When class is over I rush back to my unit so I can get in the shower line before count. At 3:30 p.m. a loud horn that sounds like a boat leaving the dock sounds throughout the prison. This is the signal for recall. Everyone is ushered like cattle into their units where we prepare to stand and be counted. This is also the time where most of us discover that the guards have searched our cells. I take this time to clean up the mess they made, talk to my family on my prison-issued GTL tablet, and prepare myself for my self-help group at 5:00 p.m.
When count clears at 4:30 p.m., the same succession of loud pops open the doors. Again, the traffic is high as women move at a rapid pace. I sit in the day room and socialize with my friends for 30 minutes. Women utilize the kiosks and video chat with their families. A movie plays on the TV and an argument happens somewhere close by.

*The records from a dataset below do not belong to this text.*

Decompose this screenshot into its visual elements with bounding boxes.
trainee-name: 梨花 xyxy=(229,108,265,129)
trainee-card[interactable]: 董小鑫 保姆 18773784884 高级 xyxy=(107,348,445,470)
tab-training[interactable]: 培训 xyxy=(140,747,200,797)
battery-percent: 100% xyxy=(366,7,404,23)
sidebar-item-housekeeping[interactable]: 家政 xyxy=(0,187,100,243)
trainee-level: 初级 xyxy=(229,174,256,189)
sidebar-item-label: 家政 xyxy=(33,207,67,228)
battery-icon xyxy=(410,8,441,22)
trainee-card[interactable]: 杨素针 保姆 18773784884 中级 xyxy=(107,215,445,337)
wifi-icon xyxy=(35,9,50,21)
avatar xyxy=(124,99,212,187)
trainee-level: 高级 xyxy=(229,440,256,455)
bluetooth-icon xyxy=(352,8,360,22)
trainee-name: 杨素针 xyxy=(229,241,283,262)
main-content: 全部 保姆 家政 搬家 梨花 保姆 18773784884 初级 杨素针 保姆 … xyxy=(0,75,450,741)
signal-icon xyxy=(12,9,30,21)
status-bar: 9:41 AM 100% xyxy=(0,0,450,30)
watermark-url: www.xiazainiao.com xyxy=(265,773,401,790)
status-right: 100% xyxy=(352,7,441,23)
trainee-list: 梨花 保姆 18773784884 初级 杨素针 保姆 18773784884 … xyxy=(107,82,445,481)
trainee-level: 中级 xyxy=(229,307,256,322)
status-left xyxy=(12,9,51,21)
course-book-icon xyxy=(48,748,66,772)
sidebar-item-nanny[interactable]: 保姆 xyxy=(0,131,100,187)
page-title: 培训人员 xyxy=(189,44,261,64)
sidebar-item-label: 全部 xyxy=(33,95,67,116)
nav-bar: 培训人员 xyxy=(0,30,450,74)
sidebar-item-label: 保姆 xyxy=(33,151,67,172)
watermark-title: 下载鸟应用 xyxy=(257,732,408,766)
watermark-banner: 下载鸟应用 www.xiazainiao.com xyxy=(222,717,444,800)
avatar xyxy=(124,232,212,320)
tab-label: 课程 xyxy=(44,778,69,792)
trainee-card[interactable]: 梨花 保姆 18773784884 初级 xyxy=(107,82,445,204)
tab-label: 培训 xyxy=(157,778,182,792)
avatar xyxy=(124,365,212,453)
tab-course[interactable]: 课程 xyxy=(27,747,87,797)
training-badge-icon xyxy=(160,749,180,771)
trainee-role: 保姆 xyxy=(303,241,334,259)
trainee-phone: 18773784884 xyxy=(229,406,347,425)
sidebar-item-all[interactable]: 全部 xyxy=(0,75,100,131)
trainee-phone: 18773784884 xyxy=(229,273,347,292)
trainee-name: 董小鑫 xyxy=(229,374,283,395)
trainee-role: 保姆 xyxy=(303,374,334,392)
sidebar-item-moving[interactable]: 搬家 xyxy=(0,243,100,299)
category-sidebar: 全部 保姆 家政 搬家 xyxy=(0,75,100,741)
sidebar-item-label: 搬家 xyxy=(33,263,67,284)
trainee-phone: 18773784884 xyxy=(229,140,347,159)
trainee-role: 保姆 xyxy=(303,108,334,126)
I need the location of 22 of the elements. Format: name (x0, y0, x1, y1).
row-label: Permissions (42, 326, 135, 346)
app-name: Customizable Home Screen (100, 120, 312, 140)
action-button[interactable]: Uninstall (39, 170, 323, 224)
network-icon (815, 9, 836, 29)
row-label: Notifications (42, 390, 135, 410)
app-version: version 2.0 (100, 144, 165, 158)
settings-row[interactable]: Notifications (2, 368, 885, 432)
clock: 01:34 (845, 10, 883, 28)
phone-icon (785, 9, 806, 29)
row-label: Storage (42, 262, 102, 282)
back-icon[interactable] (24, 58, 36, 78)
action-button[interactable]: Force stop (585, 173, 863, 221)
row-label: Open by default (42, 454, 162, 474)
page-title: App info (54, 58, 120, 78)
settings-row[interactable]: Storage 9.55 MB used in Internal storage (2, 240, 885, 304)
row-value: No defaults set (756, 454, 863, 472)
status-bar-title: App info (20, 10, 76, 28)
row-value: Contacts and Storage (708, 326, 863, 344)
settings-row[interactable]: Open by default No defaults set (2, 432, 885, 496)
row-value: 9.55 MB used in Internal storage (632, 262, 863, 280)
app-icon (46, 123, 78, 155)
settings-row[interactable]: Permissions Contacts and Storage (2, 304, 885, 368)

The day of the week dictates which self-help groups are being held. All groups end at 7:30 p.m. when another loud horn blows letting us know that everything on the yard is closed and everyone must return to their units. Once in our unit, we have 45 minutes to do whatever we need to do before we are locked in for the night.
Once the doors lock at 8:45 p.m. we are left alone with our thoughts, our choices, and our regrets.
As I drift off to sleep I play out different scenarios of things I could have done differently in life. I pray and hope that I will be thrown a lifeline, an opportunity to choose again.